Ed dropped down into the APC. “Looks like we have a clear path ahead through the roadblock.”
When they drove through the roadblock, Ostercamp had to make a small detour around bodies in the road and the still-burning truck. If any of the men manning the spot were still alive, they had fled in terror.
“Still heading east?” Murdock asked Ostercamp.
“Yes, sir, if my small pocket compass is working and not picking up too much metal. At least we’re getting out of the clumps of towns. These Libyan suburbs?”
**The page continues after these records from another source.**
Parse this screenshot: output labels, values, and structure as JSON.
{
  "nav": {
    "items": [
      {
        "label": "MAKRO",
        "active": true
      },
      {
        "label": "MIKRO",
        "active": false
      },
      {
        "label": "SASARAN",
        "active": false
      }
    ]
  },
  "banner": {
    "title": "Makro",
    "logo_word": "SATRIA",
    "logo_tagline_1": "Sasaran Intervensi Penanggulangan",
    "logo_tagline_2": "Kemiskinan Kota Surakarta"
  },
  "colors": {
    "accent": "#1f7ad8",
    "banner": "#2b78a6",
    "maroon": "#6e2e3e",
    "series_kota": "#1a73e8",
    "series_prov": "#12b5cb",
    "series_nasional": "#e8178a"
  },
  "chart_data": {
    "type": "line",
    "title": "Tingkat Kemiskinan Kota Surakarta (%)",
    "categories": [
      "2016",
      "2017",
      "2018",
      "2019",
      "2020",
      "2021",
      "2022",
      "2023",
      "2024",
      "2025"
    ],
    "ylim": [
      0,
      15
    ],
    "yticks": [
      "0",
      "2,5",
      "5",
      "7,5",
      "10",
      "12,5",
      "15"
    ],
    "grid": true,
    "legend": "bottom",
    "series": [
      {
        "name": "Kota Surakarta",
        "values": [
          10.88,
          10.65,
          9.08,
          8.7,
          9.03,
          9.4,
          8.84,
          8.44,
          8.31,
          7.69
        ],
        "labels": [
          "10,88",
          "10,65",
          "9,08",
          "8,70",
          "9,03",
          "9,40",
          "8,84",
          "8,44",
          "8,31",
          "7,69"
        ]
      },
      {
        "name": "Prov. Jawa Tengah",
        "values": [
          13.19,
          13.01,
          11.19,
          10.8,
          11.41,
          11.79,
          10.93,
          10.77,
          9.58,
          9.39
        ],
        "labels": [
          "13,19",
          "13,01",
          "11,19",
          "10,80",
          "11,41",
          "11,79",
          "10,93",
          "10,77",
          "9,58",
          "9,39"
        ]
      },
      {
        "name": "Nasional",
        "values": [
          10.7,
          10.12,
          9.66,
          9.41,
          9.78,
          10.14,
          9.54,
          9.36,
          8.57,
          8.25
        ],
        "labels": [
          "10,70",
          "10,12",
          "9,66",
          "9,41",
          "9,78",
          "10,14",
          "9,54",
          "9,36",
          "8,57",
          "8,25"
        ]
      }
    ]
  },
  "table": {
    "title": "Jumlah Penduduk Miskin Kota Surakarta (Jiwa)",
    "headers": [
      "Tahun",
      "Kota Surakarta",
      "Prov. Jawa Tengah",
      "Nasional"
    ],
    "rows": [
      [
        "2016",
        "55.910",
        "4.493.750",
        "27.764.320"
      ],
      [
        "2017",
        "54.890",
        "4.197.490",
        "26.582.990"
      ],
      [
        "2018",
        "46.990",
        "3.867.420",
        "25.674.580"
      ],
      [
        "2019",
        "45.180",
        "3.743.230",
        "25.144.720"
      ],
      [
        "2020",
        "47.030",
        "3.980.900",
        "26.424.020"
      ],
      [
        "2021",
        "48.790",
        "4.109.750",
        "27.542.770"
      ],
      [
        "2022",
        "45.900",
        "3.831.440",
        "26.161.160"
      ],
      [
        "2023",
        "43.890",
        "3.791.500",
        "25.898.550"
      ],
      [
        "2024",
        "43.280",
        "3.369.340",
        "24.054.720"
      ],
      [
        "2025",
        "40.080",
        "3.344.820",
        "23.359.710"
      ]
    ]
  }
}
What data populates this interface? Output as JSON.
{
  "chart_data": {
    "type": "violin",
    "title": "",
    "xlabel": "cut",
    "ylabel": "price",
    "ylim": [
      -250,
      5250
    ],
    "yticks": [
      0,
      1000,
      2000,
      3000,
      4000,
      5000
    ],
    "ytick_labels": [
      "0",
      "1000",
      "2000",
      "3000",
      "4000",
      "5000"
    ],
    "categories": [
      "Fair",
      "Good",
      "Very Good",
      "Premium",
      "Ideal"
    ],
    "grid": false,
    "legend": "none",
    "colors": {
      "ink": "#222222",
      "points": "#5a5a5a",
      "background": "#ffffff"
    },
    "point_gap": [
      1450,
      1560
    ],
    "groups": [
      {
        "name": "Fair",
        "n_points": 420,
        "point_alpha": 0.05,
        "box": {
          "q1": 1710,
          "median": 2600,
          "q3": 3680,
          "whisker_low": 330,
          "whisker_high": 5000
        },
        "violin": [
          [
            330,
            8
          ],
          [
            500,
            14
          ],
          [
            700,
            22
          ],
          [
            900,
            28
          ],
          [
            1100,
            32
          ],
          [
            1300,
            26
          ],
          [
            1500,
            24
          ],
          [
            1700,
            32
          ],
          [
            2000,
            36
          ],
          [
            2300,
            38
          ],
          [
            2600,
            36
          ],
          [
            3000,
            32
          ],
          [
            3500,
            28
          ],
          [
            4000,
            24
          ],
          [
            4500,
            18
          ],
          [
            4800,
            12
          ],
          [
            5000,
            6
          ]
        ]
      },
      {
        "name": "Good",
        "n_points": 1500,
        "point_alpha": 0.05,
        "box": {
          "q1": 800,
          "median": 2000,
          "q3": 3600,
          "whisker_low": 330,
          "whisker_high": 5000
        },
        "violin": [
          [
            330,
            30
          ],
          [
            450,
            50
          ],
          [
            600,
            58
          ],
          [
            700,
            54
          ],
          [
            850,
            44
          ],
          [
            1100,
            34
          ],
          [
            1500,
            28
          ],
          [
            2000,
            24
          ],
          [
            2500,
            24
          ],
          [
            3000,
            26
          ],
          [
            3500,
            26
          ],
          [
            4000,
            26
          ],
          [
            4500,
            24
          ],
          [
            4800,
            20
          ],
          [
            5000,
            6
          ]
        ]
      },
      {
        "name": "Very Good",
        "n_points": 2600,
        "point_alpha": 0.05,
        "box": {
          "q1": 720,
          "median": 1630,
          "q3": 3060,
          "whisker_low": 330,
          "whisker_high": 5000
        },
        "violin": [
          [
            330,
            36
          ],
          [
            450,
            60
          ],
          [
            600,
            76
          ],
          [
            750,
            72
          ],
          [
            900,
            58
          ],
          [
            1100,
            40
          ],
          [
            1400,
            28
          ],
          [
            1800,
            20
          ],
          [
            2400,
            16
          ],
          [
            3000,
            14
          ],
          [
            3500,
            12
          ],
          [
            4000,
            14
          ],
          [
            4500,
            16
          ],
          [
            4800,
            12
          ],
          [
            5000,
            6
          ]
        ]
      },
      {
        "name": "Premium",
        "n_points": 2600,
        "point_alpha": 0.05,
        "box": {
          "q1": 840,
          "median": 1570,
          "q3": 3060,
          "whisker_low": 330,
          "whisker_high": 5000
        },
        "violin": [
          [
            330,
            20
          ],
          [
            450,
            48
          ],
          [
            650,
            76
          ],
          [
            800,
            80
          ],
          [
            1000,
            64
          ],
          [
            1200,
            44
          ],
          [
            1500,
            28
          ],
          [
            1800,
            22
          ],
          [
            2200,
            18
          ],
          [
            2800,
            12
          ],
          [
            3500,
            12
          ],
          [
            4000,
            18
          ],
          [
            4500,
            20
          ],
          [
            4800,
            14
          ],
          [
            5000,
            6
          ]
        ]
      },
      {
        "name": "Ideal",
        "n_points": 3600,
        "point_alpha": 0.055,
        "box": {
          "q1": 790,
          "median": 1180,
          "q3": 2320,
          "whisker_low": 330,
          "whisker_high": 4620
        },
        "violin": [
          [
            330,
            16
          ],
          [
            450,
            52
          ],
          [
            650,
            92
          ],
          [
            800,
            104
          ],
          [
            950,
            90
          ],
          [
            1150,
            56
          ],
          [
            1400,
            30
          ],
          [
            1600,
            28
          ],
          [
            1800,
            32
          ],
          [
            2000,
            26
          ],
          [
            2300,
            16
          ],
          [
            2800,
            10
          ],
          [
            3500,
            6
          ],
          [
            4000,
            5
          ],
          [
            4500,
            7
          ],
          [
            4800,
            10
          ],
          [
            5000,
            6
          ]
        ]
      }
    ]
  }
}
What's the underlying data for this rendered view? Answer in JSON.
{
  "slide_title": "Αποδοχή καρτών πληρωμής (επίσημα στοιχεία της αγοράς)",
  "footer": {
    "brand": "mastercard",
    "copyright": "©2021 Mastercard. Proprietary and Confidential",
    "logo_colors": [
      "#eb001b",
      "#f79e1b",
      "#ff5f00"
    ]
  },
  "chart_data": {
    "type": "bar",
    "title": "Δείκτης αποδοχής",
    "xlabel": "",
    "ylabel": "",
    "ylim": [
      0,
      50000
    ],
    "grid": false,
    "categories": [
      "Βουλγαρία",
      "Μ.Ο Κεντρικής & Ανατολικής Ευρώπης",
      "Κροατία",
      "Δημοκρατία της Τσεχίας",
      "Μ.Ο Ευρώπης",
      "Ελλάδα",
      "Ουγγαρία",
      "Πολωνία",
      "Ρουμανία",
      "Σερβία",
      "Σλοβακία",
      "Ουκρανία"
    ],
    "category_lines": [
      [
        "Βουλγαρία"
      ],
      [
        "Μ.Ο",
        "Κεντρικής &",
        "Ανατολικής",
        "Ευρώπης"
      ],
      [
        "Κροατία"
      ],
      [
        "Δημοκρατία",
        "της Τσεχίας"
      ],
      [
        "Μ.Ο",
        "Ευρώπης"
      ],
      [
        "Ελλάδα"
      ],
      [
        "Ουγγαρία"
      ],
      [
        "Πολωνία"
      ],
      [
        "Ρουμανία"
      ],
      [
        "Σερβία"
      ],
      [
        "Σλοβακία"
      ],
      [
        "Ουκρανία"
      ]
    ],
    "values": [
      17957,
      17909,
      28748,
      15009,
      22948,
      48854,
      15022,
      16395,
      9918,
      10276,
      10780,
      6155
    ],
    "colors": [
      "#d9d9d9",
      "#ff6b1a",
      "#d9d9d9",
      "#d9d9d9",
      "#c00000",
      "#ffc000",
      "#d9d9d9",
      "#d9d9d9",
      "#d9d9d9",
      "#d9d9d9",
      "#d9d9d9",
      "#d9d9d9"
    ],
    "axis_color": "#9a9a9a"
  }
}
“Must be. Keep us moving.”
Ten minutes later Ed dropped down from the open hatch. “I’ve been scouting ahead with the scope. Looks like we have some real trouble. Two tanks are rumbling along toward us. No way we can hurt them head-on with the twenty. Might be time to give up our horse and get back on our feet.”
“Anywhere we can pull off the road and let them go by without their seeing us?” Murdock asked.
DeWitt shook his head. “Not around here, Skipper. No trees, no brush, no ravines. We’re into flat almost desert country.”
“How far away?” Murdock asked.
“I’d say a mile and we’re closing at about sixty miles an hour. Thirty theirs and thirty of ours. That gives us about a minute until we slam into each other. What the hell are we going to do, Skipper?”
8
Murdock heard DeWitt’s warning and shouted at the driver. “Stop this thing and put it crossways in the road. Everybody out, take your gear.